Updated: May 24, 2021
On the night before He died… Christ washed feet!
I have been praying very intently over the last few days for so many intentions. As I pray for these intentions, it occurs to me how much my prayers have changed over the last few months since the events that I now describe as my conversion. In the time before there was so much waste and emptiness…
I was always a Catholic and I was always a practicing Catholic and though I am not a member of the Opus Dei, I was educated by members of the Opus Dei as a schoolgirl – and received a formation in faith that can be unrivalled (in my opinion) with any other formation. And yet – despite all my advantages in faith – my prayers were filled with rubbish and waste…
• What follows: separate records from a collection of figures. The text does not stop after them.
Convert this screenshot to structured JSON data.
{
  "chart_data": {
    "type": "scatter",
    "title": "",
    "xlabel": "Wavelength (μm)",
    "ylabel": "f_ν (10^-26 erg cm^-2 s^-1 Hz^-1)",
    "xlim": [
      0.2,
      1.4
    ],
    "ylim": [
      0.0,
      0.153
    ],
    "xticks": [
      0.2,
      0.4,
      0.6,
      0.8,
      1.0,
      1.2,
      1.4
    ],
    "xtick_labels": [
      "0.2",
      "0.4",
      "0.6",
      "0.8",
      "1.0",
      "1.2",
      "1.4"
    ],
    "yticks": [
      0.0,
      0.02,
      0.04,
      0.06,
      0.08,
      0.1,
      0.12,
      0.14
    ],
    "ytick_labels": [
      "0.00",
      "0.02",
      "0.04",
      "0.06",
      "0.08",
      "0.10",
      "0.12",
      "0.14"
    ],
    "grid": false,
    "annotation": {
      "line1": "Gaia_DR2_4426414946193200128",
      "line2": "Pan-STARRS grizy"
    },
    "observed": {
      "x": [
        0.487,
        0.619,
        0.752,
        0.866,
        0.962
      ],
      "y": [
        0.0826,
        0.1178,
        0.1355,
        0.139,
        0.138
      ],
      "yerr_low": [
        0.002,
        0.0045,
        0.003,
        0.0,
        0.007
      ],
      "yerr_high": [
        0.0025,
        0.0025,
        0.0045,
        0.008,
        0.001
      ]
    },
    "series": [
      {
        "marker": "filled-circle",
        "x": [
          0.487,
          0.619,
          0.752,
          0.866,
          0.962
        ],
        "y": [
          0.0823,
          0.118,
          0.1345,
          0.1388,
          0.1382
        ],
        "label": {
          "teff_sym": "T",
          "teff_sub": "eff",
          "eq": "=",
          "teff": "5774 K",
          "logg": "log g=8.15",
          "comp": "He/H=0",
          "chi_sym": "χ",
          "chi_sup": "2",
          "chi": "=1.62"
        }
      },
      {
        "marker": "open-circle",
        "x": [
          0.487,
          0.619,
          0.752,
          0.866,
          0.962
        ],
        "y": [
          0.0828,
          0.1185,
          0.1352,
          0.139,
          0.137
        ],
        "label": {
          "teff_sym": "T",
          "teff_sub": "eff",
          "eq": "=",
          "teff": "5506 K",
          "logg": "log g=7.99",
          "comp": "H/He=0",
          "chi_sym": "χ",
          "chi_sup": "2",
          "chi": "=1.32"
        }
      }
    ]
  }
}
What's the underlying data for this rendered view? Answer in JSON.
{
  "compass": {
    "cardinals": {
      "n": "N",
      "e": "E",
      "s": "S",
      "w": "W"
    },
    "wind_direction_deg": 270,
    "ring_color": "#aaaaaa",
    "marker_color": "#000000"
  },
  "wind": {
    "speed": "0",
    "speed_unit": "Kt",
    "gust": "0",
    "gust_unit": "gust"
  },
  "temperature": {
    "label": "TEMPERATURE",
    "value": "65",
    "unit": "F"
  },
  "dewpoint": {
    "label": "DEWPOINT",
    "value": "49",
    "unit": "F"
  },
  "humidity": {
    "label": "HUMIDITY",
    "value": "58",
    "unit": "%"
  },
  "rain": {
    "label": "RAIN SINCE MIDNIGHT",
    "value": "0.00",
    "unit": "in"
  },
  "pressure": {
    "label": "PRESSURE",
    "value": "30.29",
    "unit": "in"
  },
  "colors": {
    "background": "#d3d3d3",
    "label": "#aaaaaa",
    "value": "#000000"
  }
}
Now, as I pray for the lost and wounded souls, and those suffering in their families and with their partners and in their homes, I remember that my prayers can send comfort. For there is great comfort to be found in knowing that others pray for you – and you are not alone. In reflecting on this, I also see that our prayers for the Holy Souls of Purgatory are such a great act of Charity. Surely they know we are praying for them, and surely it brings them some comfort in their turmoil…
Saint Therese of the Child Jesus wrote in her autobiography, “Story of a Soul”… "For me, prayer is an aspiration of the heart, it is a simple glance directed to Heaven, it is a cry of gratitude and love in the midst of trial as well as joy; finally it is something great, supernatural, which expands my soul and unites me to Jesus.”
How beautiful is her relationship with Christ!
Reflecting on this I was called to think on what exactly prayer is. The other day, in speaking with a dear and beautiful priest who prayed with us for my little niece when she was so sick last year, I was reminded of the various expressions of prayer as defined in the Catechism. I learned about prayer from the Catechism, parts of which I memorised as a little schoolgirl so many decades ago. If you are interested in the original text on expressions of prayer contained within the Catechism of the Catholic Church, you will find them in Part 4, Section 1, Chapter 3, Article 1.
I have re-read these sections recently, and I found them very insightful.
There are three expressions of prayer – vocal, meditation, contemplation.
Vocal prayer is prayer using words. The words can be said aloud, or silently inside our minds. The Our Father is an example of vocal prayer – a prayer that we have been given by God or through the inspiration of the Holy Spirit, the Rosary is another example. Obviously, when we pray a vocal prayer, there are elements of meditation and contemplation as well. After all, what good is the Rosary – repeating the Hail Mary 50 times and the Our Father and Glory Be 5 times with little meditation or contemplation of the mysteries of the Life of Christ as seen through the eyes of His Beloved Mother? This is reflected in the Catechism, which says, “Prayer is internalized to the extent that we become aware of him ‘to whom we speak;’ Thus vocal prayer becomes an initial form of contemplative prayer.” (CCC, 2704).
Mediation is a different type of prayer. The Catechism describes meditation as a “quest” (CCC, 2705). That word, “quest” calls to mind associations of adventure and journey and victory among friends. After all, words gain meaning within context, and my context in teaching English is to understand the nature of quests from my analysis of adventure stories. But there is something more associated with questing… and that is perseverance. In every single adventure story ever written, the hero – at some stage – is faced with a choice about whether to proceed on the journey or to give up. In most stories the hero perseveres. So too must we persevere in our meditative prayer! The Catechism suggests that a good way to focus on meditative prayer is through spiritual reading, because in this way we can truly ask “Lord, what do you want me to do?” (CCC, 2706). “Meditation engages thought, imagination, emotion, and desire.” (CCC, 2708). It is this engagement, which helps us to grow in our knowledge of Christ and therefore, grow in our love of Him…
And now, we come to contemplative prayer. Saint Teresa of Avila is quoted in the Catechism in defining this type of prayer… “Contemplative prayer [oracion mental] in my opinion is nothing else than a close sharing between friends; it means taking time frequently to be alone with Him who we know loves us.” (CCC, 2709). This type of praying seeks out the One we LOVE. When I contemplate Him, I adore my Beloved… Contemplative prayer allows us to love God. The Catechism quotes also the Cure of Ars, Saint John Vianney, who said that contemplative prayer is when “I look at Him and He looks at me” (CCC, 2715). It is our willingness to “keep watch with Him for one hour”, which is really all He asked for on that night before He died (CCC, 2719).
And through my prayers – of voice, meditation and contemplation, I reflect on my Beloved.
And though those reflections I am inspired to think of my “bucket list” – the list of all the things that I want to achieve BEFORE I DIE. And in my thoughts, I reflect on what I would do with my very last night alive here on Earth.
Now, I reflect with shame… For my bucket is filled with rubbish, and my evening would be filled with waste.
I am shamed, because through my prayers I see what my Beloved filled His last evening with. And when I realise this, I look at HIM and I weep…
For on the night before He died… He washed feet!
For with prayer, I stand on Holy Ground where everything is clear. Here. At the Foot of the Cross.